Tafel plot for Al2O3-coated AZ91 corrosion test [107]

10 Conclusions and Future Directions

Research has been extensively carried out in the realm of orthopedic implants to investigate the prospective benefits of magnesium and its related alloys. These materials have demonstrated the ability to promote bone growth while gradually degrading under load-bearing conditions. However, a thorough assessment of the benefits and limitations associated with magnesium ions is imperative. It is imperative to attain a thorough comprehension of the degradation mechanisms of magnesium alloys under varying conditions and stressors in order to advance our understanding in this domain.
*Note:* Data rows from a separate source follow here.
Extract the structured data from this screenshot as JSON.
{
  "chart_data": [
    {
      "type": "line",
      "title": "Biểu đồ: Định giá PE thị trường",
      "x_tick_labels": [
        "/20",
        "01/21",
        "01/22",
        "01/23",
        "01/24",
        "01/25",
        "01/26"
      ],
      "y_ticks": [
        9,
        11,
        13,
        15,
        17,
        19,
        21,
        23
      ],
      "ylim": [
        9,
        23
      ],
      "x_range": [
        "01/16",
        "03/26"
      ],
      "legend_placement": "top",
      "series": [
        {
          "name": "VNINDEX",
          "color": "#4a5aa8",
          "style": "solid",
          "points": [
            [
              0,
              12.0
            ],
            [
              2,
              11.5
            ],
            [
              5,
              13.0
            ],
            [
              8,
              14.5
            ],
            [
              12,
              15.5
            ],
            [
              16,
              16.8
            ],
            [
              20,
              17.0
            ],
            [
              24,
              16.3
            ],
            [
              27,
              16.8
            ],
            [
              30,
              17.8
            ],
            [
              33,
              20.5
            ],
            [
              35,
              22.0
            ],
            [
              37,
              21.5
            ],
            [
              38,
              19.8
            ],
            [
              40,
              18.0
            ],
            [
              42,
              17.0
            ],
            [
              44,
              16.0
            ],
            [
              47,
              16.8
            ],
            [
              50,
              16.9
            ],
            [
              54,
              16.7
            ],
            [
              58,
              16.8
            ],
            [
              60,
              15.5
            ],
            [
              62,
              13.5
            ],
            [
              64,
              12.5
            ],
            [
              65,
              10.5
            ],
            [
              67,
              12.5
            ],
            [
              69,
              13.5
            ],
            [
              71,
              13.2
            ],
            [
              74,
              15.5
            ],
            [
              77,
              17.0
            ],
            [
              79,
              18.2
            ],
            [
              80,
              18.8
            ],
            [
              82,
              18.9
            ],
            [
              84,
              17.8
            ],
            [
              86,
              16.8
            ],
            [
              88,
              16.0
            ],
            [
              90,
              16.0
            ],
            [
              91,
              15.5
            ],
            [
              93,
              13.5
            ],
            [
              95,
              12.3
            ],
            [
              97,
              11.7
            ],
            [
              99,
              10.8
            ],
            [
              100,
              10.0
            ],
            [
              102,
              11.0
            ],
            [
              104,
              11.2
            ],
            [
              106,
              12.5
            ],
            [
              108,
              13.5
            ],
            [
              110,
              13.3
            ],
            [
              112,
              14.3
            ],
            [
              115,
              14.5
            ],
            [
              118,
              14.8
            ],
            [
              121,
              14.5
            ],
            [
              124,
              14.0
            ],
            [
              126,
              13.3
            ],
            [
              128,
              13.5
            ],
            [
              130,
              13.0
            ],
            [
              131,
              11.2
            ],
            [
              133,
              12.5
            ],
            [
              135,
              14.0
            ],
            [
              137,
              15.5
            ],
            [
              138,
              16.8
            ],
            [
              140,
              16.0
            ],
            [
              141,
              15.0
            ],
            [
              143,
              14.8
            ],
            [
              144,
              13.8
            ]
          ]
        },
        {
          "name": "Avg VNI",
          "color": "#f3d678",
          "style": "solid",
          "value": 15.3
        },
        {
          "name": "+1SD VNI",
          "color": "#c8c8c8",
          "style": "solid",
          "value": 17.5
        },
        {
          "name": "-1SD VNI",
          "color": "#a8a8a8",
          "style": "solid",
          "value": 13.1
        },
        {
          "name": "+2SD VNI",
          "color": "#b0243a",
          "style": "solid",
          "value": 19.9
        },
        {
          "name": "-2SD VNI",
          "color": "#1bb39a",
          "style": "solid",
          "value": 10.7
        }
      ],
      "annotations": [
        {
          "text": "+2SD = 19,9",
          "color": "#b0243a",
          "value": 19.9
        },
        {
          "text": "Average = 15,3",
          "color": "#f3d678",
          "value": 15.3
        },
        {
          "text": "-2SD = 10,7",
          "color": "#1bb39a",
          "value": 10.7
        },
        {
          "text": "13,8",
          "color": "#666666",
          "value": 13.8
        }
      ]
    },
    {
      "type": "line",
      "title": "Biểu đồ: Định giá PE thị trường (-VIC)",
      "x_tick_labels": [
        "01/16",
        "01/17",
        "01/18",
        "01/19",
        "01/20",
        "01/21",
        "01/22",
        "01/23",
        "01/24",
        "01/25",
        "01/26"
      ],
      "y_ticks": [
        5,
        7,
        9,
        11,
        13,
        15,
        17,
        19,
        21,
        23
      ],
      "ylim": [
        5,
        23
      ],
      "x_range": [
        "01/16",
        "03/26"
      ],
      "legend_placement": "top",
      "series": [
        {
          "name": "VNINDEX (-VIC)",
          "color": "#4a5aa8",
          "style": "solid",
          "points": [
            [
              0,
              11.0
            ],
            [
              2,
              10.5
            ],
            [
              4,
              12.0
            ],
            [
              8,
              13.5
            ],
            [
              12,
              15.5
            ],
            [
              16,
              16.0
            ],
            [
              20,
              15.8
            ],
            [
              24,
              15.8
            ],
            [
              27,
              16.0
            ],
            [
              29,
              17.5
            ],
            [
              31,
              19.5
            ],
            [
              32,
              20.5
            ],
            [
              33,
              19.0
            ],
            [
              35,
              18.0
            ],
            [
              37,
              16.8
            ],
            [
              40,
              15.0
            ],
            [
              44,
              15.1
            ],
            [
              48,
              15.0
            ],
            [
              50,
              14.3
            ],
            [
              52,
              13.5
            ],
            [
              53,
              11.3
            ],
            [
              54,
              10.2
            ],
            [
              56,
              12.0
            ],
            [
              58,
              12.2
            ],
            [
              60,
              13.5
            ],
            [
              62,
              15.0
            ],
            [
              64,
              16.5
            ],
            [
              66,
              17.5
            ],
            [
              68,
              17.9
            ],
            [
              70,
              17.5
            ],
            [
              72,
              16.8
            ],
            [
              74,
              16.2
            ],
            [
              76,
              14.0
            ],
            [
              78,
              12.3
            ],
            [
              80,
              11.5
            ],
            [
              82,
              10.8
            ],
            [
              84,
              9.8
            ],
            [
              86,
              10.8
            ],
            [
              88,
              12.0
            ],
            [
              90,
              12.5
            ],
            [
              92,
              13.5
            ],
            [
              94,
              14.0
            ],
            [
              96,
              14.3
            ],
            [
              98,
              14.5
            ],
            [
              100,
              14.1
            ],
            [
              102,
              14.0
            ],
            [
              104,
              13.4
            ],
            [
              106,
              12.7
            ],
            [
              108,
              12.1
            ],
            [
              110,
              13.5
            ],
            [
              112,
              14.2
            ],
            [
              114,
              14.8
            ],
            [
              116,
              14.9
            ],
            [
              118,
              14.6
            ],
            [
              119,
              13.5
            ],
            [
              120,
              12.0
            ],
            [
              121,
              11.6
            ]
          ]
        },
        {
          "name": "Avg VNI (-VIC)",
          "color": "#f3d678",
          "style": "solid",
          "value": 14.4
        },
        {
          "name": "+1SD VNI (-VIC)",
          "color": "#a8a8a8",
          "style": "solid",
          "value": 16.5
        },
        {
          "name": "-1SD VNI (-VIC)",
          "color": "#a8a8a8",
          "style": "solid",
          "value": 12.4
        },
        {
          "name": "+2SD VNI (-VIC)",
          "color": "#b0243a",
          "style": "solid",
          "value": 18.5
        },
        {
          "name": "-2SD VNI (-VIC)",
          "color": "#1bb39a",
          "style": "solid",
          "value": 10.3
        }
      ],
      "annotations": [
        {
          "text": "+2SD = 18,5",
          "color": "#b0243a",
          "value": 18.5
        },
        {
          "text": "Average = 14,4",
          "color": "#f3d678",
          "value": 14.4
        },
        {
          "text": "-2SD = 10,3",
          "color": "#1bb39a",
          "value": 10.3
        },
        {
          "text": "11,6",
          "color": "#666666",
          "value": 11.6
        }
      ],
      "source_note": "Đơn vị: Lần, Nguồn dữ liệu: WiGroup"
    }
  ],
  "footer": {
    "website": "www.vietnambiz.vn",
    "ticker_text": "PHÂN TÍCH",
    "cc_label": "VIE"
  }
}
Moreover, attaining a delicate balance among the deterioration rate of magnesium alloys and their biocompatibility and safety is of utmost importance for better control. In recent developments, the incorporation of surface coating technology has emerged as a highly promising approach for enhancing both the corrosion resistance and mechanical properties of magnesium alloys. Coating applications on magnesium alloys hold significant potential for improving surface characteristics, particularly by creating stable and bioactive surfaces suitable for biodegradable implants. The development of efficient techniques to apply biocompatible coatings onto magnesium-based alloys has the potential to create biodegradable implant components suitable for the biomedical field. By devising suitable methods of fabricating biocompatible anti-corrosion coatings on Mg-based alloys, considerable progress can be achieved in the medical sector concerning the utilization of biodegradable implants. This presents a significant opportunity for improving the medical utility of these materials. The discovery of biodegradable magnesium implantation has changed our knowledge of metal-based biomaterials. The prospective use of coated Mg alloys for biodegradable implants shows promise in enhancing the performance of implants for orthopedic and cardiovascular purposes in biomedical sectors.